It's been more than a year since scandals exposed the games corporate insiders routinely played to enrich themselves while hoodwinking investors. Now I have some bad news:
They still don't get it.
The proof can be found in the fresh crop of proxies detailing the compensation received by chief executives last year. It's not just that many of the top guys got big raises despite a lousy year for most investors and negligible pay increases for most of their employees. More significantly, the proxies confirm that directors continue to accept the claptrap that the only way to attract and retain top executives is to lavish them with wealth way out of proportion to what other talented humans seem to require.
Consider chief executives from three defense companies.
At Falls Church-based General Dynamics, Nicholas D. Chabraja's $1 million salary was augmented by a $2.3 million bonus last year and $400,000 in non-cash benefits (including $200,000 worth of personal travel on the corporate jet). Then there's the nearly $4 million worth of GD stock that was put into Chabraja's long-term compensation account and the $7.6 million profit he realized by exercising options on 135,000 shares of stock. All together, a $15.2 million package in a year in which GD's stock price and its earnings per share declined.
Then there's Vance D. Coffman at Bethesda-based Lockheed Martin, which was back in the black in 2002 after two lousy years. Coffman earned a $1.6 million salary, a $2.6 million bonus and $375,000 in benefits. He also received the first $3 million of an eventual $6.7 million payoff under a two-year incentive program. More significantly, Coffman realized $14 million by exercising options on 360,000 LockMart shares. All told, $21 million for Coffman -- not bad considering 2002 earnings per share were about half what they were when he took over in 1998.
My favorite package, however, was that of Kent Kresa of Northrop Grumman, one of the Washington region's biggest employers. Kresa's base salary of nearly $1.4 million was unique in that it included $94,104 for unused vacation time. And in a year in which Northrop's stock price ended the year where it began, and in which net income was a measly $64 million on $17 billion in sales, directors granted Kresa $7.8 million in bonus and incentive pay. Total take: $9.2 million. (Now that he's retired, Kresa's contract calls for an annual pension of $2.7 million, five years of country-club dues and $5,000-a-day consulting fees.)
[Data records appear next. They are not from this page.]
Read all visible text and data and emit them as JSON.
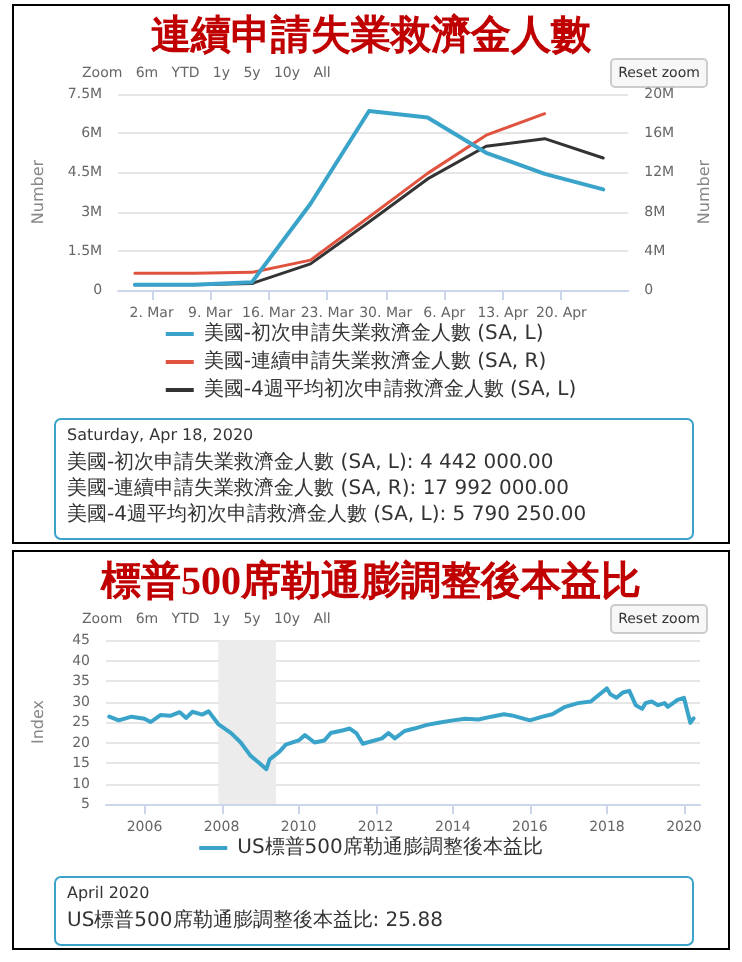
{
  "chart_data": [
    {
      "type": "line",
      "title": "連續申請失業救濟金人數",
      "ylabel": "Number",
      "y2label": "Number",
      "x": [
        "2020-02-29",
        "2020-03-07",
        "2020-03-14",
        "2020-03-21",
        "2020-03-28",
        "2020-04-04",
        "2020-04-11",
        "2020-04-18",
        "2020-04-25"
      ],
      "series": [
        {
          "name": "美國-初次申請失業救濟金人數 (SA, L)",
          "color": "#3aa3c9",
          "values": [
            200000,
            200000,
            300000,
            3300000,
            6850000,
            6600000,
            5250000,
            4442000,
            3850000
          ]
        },
        {
          "name": "美國-連續申請失業救濟金人數 (SA, R)",
          "color": "#e0533f",
          "axis": "y2",
          "values": [
            1700000,
            1700000,
            1800000,
            3050000,
            7450000,
            11900000,
            15800000,
            17992000,
            null
          ]
        },
        {
          "name": "美國-4週平均初次申請救濟金人數 (SA, L)",
          "color": "#333333",
          "values": [
            200000,
            200000,
            250000,
            1000000,
            2600000,
            4250000,
            5500000,
            5790250,
            5050000
          ]
        }
      ],
      "xlim": [
        "2020-02-27",
        "2020-04-28"
      ],
      "xticks": [
        {
          "value": "2020-03-02",
          "label": "2. Mar"
        },
        {
          "value": "2020-03-09",
          "label": "9. Mar"
        },
        {
          "value": "2020-03-16",
          "label": "16. Mar"
        },
        {
          "value": "2020-03-23",
          "label": "23. Mar"
        },
        {
          "value": "2020-03-30",
          "label": "30. Mar"
        },
        {
          "value": "2020-04-06",
          "label": "6. Apr"
        },
        {
          "value": "2020-04-13",
          "label": "13. Apr"
        },
        {
          "value": "2020-04-20",
          "label": "20. Apr"
        }
      ],
      "ylim": [
        0,
        7500000
      ],
      "yticks": [
        {
          "value": 0,
          "label": "0"
        },
        {
          "value": 1500000,
          "label": "1.5M"
        },
        {
          "value": 3000000,
          "label": "3M"
        },
        {
          "value": 4500000,
          "label": "4.5M"
        },
        {
          "value": 6000000,
          "label": "6M"
        },
        {
          "value": 7500000,
          "label": "7.5M"
        }
      ],
      "y2lim": [
        0,
        20000000
      ],
      "y2ticks": [
        {
          "value": 0,
          "label": "0"
        },
        {
          "value": 4000000,
          "label": "4M"
        },
        {
          "value": 8000000,
          "label": "8M"
        },
        {
          "value": 12000000,
          "label": "12M"
        },
        {
          "value": 16000000,
          "label": "16M"
        },
        {
          "value": 20000000,
          "label": "20M"
        }
      ],
      "grid": "y",
      "legend": "bottom",
      "marker": "none",
      "line_style": "solid",
      "annotations": [
        "Zoom   6m   YTD   1y   5y   10y   All",
        "Reset zoom",
        "Saturday, Apr 18, 2020",
        "美國-初次申請失業救濟金人數 (SA, L): 4 442 000.00",
        "美國-連續申請失業救濟金人數 (SA, R): 17 992 000.00",
        "美國-4週平均初次申請救濟金人數 (SA, L): 5 790 250.00"
      ]
    },
    {
      "type": "line",
      "title": "標普500席勒通膨調整後本益比",
      "ylabel": "Index",
      "x": [
        "2005-02",
        "2005-05",
        "2005-09",
        "2006-01",
        "2006-03",
        "2006-06",
        "2006-09",
        "2006-12",
        "2007-02",
        "2007-04",
        "2007-07",
        "2007-09",
        "2007-12",
        "2008-04",
        "2008-07",
        "2008-10",
        "2008-12",
        "2009-03",
        "2009-04",
        "2009-07",
        "2009-09",
        "2010-01",
        "2010-03",
        "2010-06",
        "2010-09",
        "2010-11",
        "2011-03",
        "2011-05",
        "2011-07",
        "2011-09",
        "2012-03",
        "2012-05",
        "2012-07",
        "2012-10",
        "2013-01",
        "2013-05",
        "2013-09",
        "2014-01",
        "2014-05",
        "2014-09",
        "2015-01",
        "2015-05",
        "2015-08",
        "2016-01",
        "2016-05",
        "2016-08",
        "2016-12",
        "2017-04",
        "2017-08",
        "2017-10",
        "2018-01",
        "2018-02",
        "2018-04",
        "2018-06",
        "2018-08",
        "2018-10",
        "2018-12",
        "2019-01",
        "2019-03",
        "2019-05",
        "2019-07",
        "2019-08",
        "2019-11",
        "2020-01",
        "2020-03",
        "2020-04"
      ],
      "series": [
        {
          "name": "US標普500席勒通膨調整後本益比",
          "color": "#3aa3c9",
          "values": [
            26.3,
            25.4,
            26.3,
            25.8,
            25.0,
            26.7,
            26.5,
            27.4,
            26.0,
            27.5,
            26.8,
            27.6,
            24.5,
            22.3,
            20.0,
            16.8,
            15.5,
            13.5,
            15.9,
            17.7,
            19.5,
            20.5,
            21.8,
            20.0,
            20.5,
            22.3,
            23.0,
            23.4,
            22.3,
            19.7,
            21.0,
            22.3,
            21.0,
            22.8,
            23.4,
            24.3,
            24.9,
            25.4,
            25.8,
            25.6,
            26.3,
            26.9,
            26.5,
            25.4,
            26.3,
            26.9,
            28.7,
            29.6,
            30.0,
            31.3,
            33.2,
            31.8,
            30.9,
            32.2,
            32.6,
            29.1,
            28.2,
            29.6,
            30.0,
            29.1,
            29.6,
            28.7,
            30.4,
            30.9,
            24.8,
            25.88
          ]
        }
      ],
      "xlim": [
        "2005-01",
        "2020-06"
      ],
      "xticks": [
        {
          "value": "2006",
          "label": "2006"
        },
        {
          "value": "2008",
          "label": "2008"
        },
        {
          "value": "2010",
          "label": "2010"
        },
        {
          "value": "2012",
          "label": "2012"
        },
        {
          "value": "2014",
          "label": "2014"
        },
        {
          "value": "2016",
          "label": "2016"
        },
        {
          "value": "2018",
          "label": "2018"
        },
        {
          "value": "2020",
          "label": "2020"
        }
      ],
      "ylim": [
        5,
        45
      ],
      "yticks": [
        5,
        10,
        15,
        20,
        25,
        30,
        35,
        40,
        45
      ],
      "bands": [
        {
          "axis": "x",
          "from": "2007-12",
          "to": "2009-06",
          "color": "#ececec"
        }
      ],
      "grid": "y",
      "legend": "bottom",
      "marker": "none",
      "line_style": "solid",
      "annotations": [
        "Zoom   6m   YTD   1y   5y   10y   All",
        "Reset zoom",
        "April 2020",
        "US標普500席勒通膨調整後本益比: 25.88"
      ]
    }
  ]
}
Let's acknowledge right off that all these guys have performed well at very demanding jobs. But can anyone argue that, having worked their way up the corporate ladder, they would not have taken the jobs, or performed as well, if they were paid half as much?
Academic literature is unanimous in finding that there is no correlation between pay and company performance. And while directors go to elaborate lengths to show how pay varies with performance, their only explanation of why the overall levels are so high is that everyone else does it -- an excuse you wouldn't accept from your 8-year-old. (By the way, directors from all three defense firms declined to comment.)
Nor should anyone buy the argument that these executives "deserve" a small fraction of the billions of dollars in shareholder value they "created." As we have learned, shareholder value is an ephemeral thing that has as much to do with luck, the economy and mob psychology as it does with executive talent. There are also thousands of other people at these companies who can lay claim to that value creation. It's simply absurd to apply the scale of these corporate behemoths to the personal finances of one person, like a gratuity on a restaurant tab.
If we've learned anything from the Enrons and the Tycos, it's that bloated pay packages not only warp the judgment and ethics of corporate executives, they also warp the values of the larger society. Apparently these are lessons that corporate directors have yet to learn.